For this assignment, you'll create a single Web page that will be your personal home page for this course. It will serve to introduce you to me and your classmates—both verbally and visually—and to provide links to all your class projects and exercises, as well as to external Web sites that you would like to collect for yourself and your classmates.

You may also use this page as your general, personal home page if you don't have one already.

A Concept: Present Yourself as a "Round" Character

The central goal of your PCHP—beyond creating what for many of you will be your first Web page—is to arouse interest by presenting yourself as a unified but "round character," as opposed to a "flat character" or a diffuse non-character.

First conceived by novelist E.M. Forster, a

  • Flat character in fiction is one dimensional, and can be summed up simply in a single sentence, while a
  • Round character has multiple sides that imply a more fundamental, sometimes-unstated unity.
  • Diffuse characters (not Forester's term) are presented with so many sides or traits that they don't add up to the unified sense of a person.

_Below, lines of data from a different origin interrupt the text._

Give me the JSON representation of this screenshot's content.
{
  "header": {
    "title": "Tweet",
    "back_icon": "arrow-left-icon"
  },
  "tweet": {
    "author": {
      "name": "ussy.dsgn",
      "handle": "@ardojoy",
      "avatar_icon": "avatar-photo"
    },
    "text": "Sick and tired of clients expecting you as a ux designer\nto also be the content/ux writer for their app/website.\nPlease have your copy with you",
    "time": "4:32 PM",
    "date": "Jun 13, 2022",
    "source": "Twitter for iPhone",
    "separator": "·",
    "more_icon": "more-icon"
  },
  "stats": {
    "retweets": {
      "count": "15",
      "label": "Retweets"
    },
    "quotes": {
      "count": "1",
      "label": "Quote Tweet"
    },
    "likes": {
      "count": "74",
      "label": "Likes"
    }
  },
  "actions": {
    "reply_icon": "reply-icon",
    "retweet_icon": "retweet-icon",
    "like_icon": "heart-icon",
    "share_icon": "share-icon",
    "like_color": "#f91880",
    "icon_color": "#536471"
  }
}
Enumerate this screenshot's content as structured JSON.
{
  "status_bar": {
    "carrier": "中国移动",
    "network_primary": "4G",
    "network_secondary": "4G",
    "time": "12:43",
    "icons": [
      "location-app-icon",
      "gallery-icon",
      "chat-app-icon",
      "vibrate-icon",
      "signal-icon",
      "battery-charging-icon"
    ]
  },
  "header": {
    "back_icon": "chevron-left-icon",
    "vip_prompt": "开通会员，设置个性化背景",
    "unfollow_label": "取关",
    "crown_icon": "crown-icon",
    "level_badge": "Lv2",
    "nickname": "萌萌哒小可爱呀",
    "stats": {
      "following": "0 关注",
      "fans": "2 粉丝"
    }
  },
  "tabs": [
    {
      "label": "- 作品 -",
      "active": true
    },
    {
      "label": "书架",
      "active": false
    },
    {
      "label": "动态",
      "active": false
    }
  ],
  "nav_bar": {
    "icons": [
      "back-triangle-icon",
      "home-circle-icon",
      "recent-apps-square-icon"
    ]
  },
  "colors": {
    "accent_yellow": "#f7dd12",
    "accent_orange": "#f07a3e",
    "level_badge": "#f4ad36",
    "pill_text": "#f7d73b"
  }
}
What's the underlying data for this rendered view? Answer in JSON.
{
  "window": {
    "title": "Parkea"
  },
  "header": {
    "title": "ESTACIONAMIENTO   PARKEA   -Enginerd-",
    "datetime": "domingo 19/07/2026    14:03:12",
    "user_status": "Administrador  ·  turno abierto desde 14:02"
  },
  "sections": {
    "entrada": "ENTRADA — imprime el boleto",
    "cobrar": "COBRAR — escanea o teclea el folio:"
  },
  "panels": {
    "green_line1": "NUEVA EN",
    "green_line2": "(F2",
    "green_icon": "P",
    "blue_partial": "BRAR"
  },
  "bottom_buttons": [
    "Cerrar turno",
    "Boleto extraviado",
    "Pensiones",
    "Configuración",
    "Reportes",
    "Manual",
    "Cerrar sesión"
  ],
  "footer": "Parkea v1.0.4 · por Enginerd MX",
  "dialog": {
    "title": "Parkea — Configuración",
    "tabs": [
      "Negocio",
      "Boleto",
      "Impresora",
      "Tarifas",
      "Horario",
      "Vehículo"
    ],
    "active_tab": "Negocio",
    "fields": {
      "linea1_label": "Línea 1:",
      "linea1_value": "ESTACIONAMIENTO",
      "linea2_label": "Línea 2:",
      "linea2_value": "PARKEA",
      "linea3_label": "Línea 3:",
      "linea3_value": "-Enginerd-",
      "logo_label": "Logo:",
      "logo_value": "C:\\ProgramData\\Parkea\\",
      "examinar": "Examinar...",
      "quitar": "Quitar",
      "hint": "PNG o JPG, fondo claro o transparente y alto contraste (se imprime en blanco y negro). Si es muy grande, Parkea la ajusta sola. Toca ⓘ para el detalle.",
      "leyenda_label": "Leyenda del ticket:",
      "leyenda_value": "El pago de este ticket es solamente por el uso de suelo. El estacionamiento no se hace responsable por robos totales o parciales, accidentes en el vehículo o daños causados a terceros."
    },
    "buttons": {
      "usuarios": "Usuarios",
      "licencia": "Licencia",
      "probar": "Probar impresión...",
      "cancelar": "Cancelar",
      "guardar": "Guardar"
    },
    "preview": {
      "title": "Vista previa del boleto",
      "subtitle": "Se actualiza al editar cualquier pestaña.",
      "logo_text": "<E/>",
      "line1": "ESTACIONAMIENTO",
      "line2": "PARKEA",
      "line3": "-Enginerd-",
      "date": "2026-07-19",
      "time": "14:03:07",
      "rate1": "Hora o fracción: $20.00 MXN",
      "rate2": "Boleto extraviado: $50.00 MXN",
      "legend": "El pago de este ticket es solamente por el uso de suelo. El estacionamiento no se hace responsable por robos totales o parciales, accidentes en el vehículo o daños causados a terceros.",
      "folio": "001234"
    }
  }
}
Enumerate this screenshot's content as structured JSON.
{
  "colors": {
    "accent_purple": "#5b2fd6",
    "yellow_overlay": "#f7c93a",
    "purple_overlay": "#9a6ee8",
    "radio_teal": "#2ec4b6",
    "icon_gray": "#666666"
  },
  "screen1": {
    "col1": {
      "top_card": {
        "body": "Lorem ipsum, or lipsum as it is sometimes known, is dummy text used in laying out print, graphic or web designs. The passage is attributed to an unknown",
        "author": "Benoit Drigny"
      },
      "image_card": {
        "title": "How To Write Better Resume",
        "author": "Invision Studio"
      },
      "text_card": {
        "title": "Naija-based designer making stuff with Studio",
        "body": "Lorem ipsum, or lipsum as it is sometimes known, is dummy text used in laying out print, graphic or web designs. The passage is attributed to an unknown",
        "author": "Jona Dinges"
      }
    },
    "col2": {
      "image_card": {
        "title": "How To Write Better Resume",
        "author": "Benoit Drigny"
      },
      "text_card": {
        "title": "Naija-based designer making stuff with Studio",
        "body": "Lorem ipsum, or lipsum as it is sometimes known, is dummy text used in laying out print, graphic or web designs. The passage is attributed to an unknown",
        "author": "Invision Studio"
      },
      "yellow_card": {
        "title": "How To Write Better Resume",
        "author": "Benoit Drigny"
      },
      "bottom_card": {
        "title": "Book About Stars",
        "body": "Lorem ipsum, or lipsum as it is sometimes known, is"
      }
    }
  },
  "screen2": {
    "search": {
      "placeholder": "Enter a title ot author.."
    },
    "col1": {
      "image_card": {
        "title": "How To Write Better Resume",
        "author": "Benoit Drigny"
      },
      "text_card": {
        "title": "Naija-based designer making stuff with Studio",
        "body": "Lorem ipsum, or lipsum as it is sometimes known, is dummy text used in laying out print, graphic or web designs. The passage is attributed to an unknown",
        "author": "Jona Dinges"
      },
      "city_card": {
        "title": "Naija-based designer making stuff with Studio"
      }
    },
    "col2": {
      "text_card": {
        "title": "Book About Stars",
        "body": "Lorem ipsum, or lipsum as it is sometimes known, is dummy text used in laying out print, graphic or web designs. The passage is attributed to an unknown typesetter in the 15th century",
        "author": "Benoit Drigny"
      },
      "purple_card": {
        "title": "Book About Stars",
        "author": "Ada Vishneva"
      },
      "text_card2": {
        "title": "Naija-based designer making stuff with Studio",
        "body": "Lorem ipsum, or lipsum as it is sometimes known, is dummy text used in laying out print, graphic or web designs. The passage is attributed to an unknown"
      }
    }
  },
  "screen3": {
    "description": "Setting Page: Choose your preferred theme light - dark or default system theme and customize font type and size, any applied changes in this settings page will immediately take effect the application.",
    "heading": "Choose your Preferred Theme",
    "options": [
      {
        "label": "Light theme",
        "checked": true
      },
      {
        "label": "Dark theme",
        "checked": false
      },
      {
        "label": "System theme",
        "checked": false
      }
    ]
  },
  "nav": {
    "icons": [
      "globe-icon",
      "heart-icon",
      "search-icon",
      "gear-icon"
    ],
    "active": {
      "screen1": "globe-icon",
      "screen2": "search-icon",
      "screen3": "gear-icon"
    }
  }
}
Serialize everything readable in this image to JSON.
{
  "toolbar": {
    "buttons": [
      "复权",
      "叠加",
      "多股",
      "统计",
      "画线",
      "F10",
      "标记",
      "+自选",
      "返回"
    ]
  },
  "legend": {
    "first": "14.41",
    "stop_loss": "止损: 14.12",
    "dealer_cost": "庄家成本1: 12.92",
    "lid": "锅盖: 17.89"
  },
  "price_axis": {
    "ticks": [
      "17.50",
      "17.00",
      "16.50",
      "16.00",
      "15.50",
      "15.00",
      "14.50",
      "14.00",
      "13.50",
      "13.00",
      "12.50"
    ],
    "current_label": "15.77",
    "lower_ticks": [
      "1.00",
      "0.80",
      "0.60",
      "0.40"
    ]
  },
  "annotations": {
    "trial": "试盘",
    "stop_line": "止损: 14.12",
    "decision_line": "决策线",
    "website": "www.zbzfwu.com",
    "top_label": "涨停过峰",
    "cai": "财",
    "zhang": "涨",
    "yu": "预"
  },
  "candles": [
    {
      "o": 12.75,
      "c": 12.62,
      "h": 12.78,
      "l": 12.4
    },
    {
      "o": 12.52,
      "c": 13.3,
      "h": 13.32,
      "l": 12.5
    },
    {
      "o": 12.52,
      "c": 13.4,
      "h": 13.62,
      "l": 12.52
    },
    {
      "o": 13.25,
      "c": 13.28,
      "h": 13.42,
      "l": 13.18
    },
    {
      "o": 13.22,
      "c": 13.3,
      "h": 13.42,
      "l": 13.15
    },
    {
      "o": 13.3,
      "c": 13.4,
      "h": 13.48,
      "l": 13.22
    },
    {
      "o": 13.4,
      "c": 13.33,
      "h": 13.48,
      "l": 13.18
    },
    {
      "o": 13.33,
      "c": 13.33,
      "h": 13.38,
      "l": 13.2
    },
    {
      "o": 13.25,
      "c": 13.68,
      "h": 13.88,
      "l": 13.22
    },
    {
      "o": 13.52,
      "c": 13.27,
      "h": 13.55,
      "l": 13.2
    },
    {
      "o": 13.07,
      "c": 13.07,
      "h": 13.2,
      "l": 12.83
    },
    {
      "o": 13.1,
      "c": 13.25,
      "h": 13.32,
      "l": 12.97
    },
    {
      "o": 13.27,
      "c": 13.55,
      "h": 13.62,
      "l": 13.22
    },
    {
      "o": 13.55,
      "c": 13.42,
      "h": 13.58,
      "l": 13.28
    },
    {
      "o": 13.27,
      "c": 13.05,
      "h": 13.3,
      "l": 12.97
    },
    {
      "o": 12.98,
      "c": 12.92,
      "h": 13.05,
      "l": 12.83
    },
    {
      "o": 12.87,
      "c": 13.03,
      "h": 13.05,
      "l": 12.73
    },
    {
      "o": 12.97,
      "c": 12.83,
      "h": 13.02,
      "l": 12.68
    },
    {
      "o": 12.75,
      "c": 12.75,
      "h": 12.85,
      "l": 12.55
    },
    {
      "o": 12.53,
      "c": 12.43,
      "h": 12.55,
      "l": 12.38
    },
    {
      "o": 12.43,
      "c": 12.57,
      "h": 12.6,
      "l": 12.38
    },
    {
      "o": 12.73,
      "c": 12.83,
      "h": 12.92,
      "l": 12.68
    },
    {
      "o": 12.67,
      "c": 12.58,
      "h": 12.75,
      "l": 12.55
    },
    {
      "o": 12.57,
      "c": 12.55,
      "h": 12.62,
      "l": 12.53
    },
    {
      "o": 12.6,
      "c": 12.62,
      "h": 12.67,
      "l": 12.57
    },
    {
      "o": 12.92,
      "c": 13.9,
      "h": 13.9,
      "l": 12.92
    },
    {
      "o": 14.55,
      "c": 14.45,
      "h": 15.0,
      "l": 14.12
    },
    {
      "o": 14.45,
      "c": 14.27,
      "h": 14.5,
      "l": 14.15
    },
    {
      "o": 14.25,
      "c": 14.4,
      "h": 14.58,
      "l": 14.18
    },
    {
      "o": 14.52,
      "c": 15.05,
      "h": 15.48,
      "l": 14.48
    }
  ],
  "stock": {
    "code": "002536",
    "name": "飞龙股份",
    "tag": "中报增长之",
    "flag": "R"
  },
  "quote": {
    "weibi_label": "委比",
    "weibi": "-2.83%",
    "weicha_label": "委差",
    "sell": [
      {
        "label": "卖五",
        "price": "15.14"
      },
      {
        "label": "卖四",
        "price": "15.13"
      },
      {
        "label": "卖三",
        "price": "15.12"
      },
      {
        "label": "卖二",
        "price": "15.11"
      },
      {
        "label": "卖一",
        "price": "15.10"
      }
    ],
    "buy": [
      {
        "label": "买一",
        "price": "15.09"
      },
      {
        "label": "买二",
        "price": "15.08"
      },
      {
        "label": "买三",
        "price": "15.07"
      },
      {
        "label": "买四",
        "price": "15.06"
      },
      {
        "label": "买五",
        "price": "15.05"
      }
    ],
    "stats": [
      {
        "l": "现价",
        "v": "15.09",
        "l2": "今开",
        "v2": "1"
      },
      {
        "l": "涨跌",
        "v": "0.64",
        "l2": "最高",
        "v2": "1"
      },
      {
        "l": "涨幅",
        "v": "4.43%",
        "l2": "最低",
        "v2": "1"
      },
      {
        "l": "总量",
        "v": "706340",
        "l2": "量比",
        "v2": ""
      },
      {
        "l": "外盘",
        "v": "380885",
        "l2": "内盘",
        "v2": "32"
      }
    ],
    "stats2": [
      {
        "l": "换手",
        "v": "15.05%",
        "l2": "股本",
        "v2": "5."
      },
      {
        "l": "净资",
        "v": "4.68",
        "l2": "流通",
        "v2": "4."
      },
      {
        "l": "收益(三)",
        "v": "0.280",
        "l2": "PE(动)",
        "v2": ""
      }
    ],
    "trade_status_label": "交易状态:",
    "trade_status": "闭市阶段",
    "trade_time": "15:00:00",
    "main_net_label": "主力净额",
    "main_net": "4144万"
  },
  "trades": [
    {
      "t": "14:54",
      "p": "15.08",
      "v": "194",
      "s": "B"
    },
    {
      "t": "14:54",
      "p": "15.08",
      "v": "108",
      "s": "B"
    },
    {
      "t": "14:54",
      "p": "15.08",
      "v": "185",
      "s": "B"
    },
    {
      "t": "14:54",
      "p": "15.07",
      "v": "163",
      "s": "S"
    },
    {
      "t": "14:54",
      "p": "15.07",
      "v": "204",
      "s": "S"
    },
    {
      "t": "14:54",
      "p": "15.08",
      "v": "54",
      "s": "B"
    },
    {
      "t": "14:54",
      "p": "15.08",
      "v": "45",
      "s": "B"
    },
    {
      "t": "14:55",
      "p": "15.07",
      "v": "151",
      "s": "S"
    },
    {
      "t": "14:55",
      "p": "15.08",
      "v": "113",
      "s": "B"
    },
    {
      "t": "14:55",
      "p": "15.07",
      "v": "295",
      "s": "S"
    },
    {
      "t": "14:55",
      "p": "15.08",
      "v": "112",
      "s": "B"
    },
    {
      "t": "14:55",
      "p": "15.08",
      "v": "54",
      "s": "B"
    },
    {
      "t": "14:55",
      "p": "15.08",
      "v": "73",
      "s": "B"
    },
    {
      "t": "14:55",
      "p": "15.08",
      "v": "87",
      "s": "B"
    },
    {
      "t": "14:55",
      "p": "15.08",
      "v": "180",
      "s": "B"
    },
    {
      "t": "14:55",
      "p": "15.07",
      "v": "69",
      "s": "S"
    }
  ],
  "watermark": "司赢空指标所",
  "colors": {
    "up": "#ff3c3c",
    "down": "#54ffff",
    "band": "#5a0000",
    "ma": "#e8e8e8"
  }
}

These types of fictional characters suggest choices in conceiving your PCHP:

no turn imageFlat PCHP: On a personal Web site like the PCHP, a flat-character style of presentation emphasizes only one interest, passion, personality trait, identity, aspiration, etc. Example: "I love Star Wars" or "I'm a typical college student." Such a site will come across as a Star Wars tribute site or a list of college cliches, rather than presenting a sense of the site's creator as an individual person. The site is strongly unified, but the person behind it appears obsessive and flat, as if his/her humanity has been consumed by the single theme.

right arrow image Round PCHP: A round-character style of presentation features two or three topics that are intentionally selected to suggest an understanding about the person behind the site.

no turn imageDiffuse PCHP: A site that includes all sorts of items or themes—for example, being an Engineering major, a snapshot from a Colorado vacation, snowmobiling in Northern Minnesota, loving Star Wars, picture of boy/girlfriend, top-ten list of best Minnesota golf courses—present such a diffuse sense of the person that the site feels like a grab-bag of topics which obscures rather than suggesting the person behind it.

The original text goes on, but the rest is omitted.